In the context of neurodegenerative diseases, such as Alzheimer’s disease (AD),
they can be used to design a diagnosis system and to find in neuroimages the
patterns responsible for the disease. The context of the work presented here
is thus the field of pattern recognition with neuroimaging. Our objective is to
explore the possibilities that tree ensemble methods, such as Random Forests,
offer in this domain in general, and in particular in the context of AD research.
These methods suit very well the needs of this domain, as they combine very
good predictive performances and provide interpretable results in the form of
variable importance scores. Our contributions include both methodological developments
around tree ensemble methods and applications of these methods
on real datasets.
The methodological part of the thesis focuses on the analysis and the improvement
of Random Forests variable importances for neuroimaging problems.
Typical datasets in this domain are of very high dimensionality (hundreds of
thousands of voxels) and contain comparatively very few samples (tens or hundreds
of patients). Our first contribution is a theoretical and empirical analysis
of how importance scores behave in such extreme settings, depending on
the method parameters. We then propose several improvements of importance
scores in such settings that take advantage of either the spatial structure between
the features or a pre-defined partitioning of these features into groups.
Finally, we address an issue with Random Forests importances, which is to find
a threshold between truly relevant and irrelevant variables.
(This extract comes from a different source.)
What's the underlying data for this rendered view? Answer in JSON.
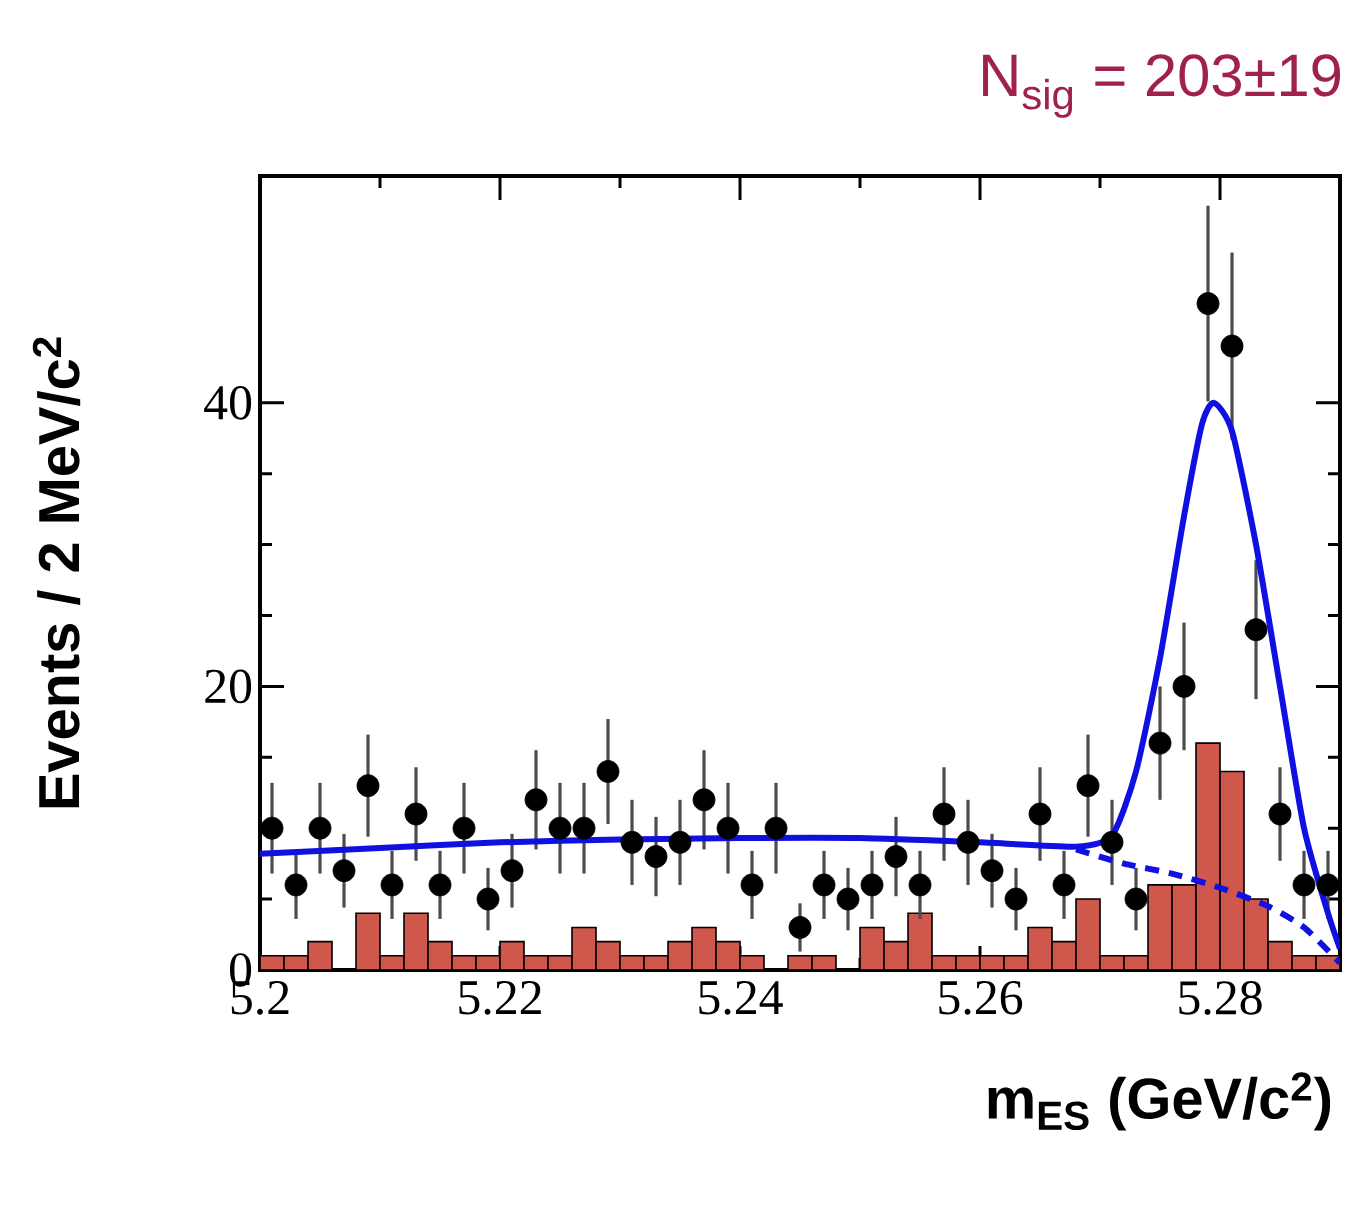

For this purpose,
we adapt several statistical methods proposed in the bioinformatics literature.
These methods are extended to compute a statistical score for groups of features
instead of individual features. This adaptation at the group level has been
raised from our expectation to find groups of voxels explaining a disease instead
of isolated voxels. We show that working at the group level leads to a higher
statistical power than working at the feature level. The approach is applied on a
real dataset for the prognosis of AD, where it is shown to highlight brain regions
that are consistent with results in the literature.
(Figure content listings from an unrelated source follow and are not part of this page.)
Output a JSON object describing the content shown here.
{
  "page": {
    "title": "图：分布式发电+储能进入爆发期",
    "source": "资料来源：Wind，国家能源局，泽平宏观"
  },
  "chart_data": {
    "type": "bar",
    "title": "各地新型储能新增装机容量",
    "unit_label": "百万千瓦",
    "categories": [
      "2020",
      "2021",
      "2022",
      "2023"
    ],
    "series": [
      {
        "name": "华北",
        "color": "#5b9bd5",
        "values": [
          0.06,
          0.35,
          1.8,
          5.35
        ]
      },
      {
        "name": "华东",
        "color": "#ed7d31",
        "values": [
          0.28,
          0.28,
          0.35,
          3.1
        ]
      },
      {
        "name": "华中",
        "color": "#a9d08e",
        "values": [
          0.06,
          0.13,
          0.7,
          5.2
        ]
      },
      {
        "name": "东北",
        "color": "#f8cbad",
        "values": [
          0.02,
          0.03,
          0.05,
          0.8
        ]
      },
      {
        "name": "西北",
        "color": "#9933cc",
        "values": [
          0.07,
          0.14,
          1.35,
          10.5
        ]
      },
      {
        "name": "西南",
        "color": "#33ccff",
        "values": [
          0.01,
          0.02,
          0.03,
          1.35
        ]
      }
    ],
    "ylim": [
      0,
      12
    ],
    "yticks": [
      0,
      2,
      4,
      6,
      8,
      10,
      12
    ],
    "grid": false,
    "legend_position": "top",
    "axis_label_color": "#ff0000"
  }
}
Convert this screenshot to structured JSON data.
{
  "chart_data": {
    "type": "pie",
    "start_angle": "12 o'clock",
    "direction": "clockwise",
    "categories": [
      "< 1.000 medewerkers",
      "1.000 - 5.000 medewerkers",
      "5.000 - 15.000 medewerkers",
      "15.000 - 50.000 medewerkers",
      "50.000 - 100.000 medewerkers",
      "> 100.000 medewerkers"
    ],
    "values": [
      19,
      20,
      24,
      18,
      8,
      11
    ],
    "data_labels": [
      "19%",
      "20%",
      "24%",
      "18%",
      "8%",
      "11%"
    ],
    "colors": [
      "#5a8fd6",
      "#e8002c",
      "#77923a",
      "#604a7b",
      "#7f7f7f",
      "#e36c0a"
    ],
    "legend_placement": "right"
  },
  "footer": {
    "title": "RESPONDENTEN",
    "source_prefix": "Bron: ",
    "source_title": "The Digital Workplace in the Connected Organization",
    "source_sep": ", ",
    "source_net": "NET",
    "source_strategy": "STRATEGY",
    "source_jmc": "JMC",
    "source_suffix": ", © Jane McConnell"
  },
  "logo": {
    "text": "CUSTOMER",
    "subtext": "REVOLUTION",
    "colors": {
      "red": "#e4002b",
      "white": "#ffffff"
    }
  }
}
In the second part of the thesis, we show different applications of Random
Forests for AD research. First, we use tree-based ensemble methods in order
to clinically characterize two different metabolic profiles observed in PET scans
of AD patients. Second, we carry out an empirical comparison that shows that
Random Forests are competitive with linear methods, in terms of accuracy and
interpretability, on different real datasets related to three research questions
about AD: the diagnosis of demented patients, the prognosis of mild cognitively
impaired (MCI) patients, and the differentiation of MCI and AD patients.